The federal government, which strongly supports EMRs, has touted bonuses to physicians who go electronic. A new survey shows just how interested the health care community is in such financial motivation. Forty-one percent of office-based physicians and four in five hospitals plan to take advantage of federal incentive payments for adoption and meaningful use of full-featured, certified EMRs, according to the survey, issued Jan. 13 by the Office of the National Coordinator for Health Information Technology.
Another inducement is from the Medicare electronic prescribing incentive program, created by the Medicare Improvements for Patients and Providers Act of 2008 and started Jan. 1, 2009. The five-year program provided a payment to eligible physicians equal to 2% of their total Medicare payments for the year in 2010. The amount is 1% in 2011 and 2012, then will dip to 0.5% in 2013.
While that is a positive step, there also are penalties for those who do not adopt e-prescribing systems. A new regulation, which took effect Jan. 1, says eligible practices should meet e-prescribing criteria in at least 10 Medicare office visits between Jan. 1 and June 30. If they don't, they will pay the government a penalty equal to 1% of their Part B earnings in 2012. The entire 2011 calendar year will determine punishment for 2013.
The American Medical Association and 103 state and specialty medical societies have raised concerns about the penalty and are fighting to revise the policy. In a Dec. 9, 2010, letter to Dept. of Health and Human Services Secretary Kathleen Sebelius, they take issue with the timing.
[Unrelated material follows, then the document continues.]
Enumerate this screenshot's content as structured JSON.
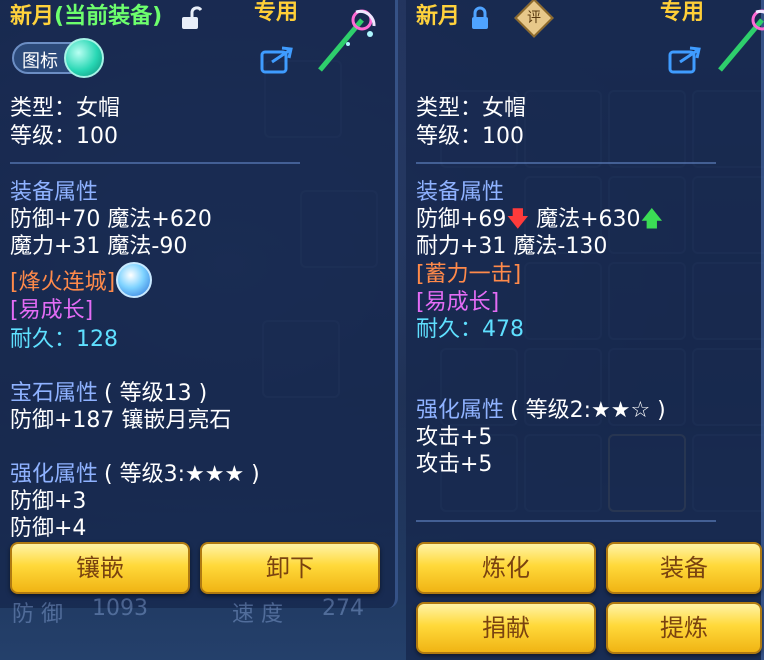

They say the Centers for Medicare & Medicaid Services had indicated that eligible physicians would not be able to get incentives from both the Medicare e-prescribing and Medicare EMR incentive programs simultaneously. Therefore, doctors should choose to take part in only one of these programs, the letter says.
Many doctors who have not yet purchased an e-prescribing or a limited EMR system have decided to forgo the e-prescribing incentives and invest in a comprehensive EMR, the organizations say. But CMS changed its policy at the eleventh hour with the November 2010 publication of its 2011 final fee schedule rule, the letter states. The sudden change doesn't allow enough time to educate doctors on the need to take part in the 2011 e-prescribing incentive program to avoid penalties in 2012 and 2013.
The major last-minute policy change will compel doctors to spend additional time and money to implement and use e-prescribing software and applications that most will discard when they move to a complete EMR.
The AMA and the organizations strongly oppose basing the 2012 and 2013 e-prescribing penalties on activity that occurs during 2011. At the very least, they say, CMS should extend the reporting period from June 30 to Oct. 31 -- an extra four months -- to avoid penalties. In addition, the agency should add more exception categories for health professionals, allowing physicians who meet meaningful use criteria in 2011 or 2012 to be exempt from e-prescribing penalties.
The decision to move forward with an EMR can be complicated and costly. Physicians who took the time to make a prudent choice should not be penalized or forced into a wasteful, short-term solution.